The 36-week trial included 421 outpatients with Alzheimer’s disease who were treated for delusions and aggression. The average patient age was 78 years and 56 percent were female. The findings are reported in the online edition of the American Journal of Psychiatry.
Seventy-two patients had no exposure to the study drugs, while the remaining subjects were assigned to treatment with olanzapine (Zyprexa) , quetiapine (Seroquel), and risperidone (Risperdal); they could switch antipsychotic medication during the trial.
Female subjects gained an average of 0.14 pounds per week and body mass index increased by 0.03 per week, Dr. Lon S. Schneider at the University of Southern California, Los Angeles, and associates report. Changes in weight and BMI among males were not statistically significant.
The duration of antipsychotic use by women was significantly associated with weight gain. “The prevalence of significant weight gain was 10 percent, 17 percent, and 20 percent among patients with less than 12 weeks, 12 to 24 weeks, and greater than 24 weeks of use compared to 7 percent with no use,” Schneider’s team reports.
The effect on weight was significant for olanzapine and quetiapine, but less so for risperidone. Olanzapine was also significantly associated with increased waist circumference and decreased HDL cholesterol - the “good” cholesterol.

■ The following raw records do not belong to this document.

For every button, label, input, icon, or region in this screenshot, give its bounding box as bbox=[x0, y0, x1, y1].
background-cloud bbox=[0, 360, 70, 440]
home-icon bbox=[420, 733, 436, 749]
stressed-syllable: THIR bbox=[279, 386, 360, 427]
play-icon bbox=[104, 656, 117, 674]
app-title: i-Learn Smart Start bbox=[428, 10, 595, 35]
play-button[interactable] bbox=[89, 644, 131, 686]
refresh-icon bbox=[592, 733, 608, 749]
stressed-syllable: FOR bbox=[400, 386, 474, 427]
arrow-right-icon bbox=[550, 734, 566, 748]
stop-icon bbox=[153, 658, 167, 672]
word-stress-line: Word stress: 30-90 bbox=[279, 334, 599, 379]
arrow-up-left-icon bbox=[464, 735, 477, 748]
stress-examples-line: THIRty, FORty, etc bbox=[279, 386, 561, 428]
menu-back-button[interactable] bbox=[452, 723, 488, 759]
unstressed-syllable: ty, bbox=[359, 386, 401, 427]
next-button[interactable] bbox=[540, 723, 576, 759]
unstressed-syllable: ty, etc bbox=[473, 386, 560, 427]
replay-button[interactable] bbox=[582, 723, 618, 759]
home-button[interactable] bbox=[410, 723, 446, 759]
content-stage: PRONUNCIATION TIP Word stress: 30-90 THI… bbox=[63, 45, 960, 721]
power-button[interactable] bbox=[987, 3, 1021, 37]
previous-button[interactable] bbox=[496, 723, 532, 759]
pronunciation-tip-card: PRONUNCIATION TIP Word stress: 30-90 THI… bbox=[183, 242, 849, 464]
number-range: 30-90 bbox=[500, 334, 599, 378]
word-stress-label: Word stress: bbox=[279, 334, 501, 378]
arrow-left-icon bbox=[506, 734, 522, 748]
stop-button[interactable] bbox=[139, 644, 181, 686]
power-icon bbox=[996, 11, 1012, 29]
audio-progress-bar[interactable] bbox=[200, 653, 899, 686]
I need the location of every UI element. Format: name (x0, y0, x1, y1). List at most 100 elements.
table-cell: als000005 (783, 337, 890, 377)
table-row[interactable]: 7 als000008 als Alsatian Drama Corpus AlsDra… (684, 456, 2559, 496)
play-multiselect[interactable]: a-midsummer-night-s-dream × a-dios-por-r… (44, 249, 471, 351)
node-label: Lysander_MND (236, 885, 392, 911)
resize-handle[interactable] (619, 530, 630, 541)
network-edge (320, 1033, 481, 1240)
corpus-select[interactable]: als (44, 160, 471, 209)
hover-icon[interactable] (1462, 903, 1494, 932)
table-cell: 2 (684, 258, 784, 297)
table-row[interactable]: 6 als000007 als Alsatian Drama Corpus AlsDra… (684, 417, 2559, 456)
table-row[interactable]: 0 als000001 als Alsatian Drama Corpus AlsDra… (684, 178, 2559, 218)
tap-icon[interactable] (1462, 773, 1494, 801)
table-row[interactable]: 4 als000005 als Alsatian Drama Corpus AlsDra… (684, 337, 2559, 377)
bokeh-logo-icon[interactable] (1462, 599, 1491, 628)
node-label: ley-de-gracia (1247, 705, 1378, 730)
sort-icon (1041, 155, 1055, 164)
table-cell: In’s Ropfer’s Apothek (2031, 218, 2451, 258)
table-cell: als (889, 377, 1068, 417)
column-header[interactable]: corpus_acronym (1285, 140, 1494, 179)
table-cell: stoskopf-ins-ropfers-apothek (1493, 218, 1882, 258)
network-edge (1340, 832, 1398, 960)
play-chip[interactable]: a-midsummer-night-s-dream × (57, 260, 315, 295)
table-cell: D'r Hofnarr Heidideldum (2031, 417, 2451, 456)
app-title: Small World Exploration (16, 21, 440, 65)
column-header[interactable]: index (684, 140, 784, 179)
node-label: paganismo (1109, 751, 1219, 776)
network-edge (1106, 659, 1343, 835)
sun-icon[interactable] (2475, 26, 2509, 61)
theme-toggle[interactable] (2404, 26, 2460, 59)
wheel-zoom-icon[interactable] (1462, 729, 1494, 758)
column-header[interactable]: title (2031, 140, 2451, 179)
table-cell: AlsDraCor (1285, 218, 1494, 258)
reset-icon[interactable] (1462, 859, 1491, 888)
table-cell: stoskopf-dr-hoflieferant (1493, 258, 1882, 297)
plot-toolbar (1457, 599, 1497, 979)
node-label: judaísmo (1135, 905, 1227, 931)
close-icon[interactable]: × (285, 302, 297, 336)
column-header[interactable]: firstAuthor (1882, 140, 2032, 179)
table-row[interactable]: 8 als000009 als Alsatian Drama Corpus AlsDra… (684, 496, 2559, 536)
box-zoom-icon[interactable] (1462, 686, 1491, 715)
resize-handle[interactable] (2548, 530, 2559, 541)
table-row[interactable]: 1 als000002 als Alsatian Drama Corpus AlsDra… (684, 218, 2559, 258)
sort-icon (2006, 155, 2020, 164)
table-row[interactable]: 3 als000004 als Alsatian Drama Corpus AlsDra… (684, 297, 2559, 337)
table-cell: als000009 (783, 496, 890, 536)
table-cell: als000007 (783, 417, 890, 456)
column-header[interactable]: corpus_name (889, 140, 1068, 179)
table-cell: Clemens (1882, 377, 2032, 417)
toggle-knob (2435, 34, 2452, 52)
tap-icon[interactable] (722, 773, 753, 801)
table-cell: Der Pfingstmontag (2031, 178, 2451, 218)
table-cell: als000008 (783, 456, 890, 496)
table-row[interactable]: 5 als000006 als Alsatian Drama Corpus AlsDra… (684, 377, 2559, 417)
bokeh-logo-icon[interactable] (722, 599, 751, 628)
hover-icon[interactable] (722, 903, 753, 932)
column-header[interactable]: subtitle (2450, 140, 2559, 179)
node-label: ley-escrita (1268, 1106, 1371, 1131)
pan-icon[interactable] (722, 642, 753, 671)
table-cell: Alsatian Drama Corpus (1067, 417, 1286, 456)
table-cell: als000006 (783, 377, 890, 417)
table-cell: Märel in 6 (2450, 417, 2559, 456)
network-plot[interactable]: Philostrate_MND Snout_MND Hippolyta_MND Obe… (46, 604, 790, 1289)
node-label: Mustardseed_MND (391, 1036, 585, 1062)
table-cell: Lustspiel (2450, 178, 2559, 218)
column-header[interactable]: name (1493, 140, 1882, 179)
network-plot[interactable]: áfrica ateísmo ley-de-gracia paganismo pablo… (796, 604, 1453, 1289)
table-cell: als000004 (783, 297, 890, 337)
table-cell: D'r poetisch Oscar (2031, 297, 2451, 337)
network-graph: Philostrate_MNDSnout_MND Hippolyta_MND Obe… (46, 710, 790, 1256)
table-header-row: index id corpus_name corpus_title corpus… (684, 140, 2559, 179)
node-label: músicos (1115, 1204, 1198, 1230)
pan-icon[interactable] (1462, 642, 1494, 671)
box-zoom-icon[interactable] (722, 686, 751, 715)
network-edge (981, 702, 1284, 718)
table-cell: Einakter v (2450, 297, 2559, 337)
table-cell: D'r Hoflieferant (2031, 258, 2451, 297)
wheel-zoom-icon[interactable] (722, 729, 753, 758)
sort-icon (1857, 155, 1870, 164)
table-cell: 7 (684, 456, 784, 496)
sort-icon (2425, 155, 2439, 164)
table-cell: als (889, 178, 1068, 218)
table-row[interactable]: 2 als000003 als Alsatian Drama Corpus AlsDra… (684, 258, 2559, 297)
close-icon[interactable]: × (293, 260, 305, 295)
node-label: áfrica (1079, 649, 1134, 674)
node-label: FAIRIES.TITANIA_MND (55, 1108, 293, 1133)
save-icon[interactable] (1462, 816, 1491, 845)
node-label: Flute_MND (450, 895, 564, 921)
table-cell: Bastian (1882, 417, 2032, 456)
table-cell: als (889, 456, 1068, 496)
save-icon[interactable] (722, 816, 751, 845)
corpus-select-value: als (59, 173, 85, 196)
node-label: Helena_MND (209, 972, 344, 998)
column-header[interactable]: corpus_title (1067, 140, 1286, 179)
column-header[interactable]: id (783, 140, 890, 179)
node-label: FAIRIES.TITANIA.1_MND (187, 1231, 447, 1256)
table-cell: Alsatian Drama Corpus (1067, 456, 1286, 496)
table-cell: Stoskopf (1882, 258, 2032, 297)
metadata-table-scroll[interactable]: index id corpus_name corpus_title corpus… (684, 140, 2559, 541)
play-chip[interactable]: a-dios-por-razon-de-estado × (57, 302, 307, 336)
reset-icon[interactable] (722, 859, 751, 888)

The metabolic changes that correlated with treatment with a second-generation antipsychotic drug were of similar magnitude to those observed in younger people with schizophrenia, the team notes.
The results from a previous analysis of the CATIE-AD data indicated that the drugs did not improve patients’ function and quality of life and did not decrease their need for care.
The worsening cardiac and metabolic risks among these Alzheimer’s patients are “particularly concerning,” they add, and likely explain the increased risk of mortality seen with these drugs.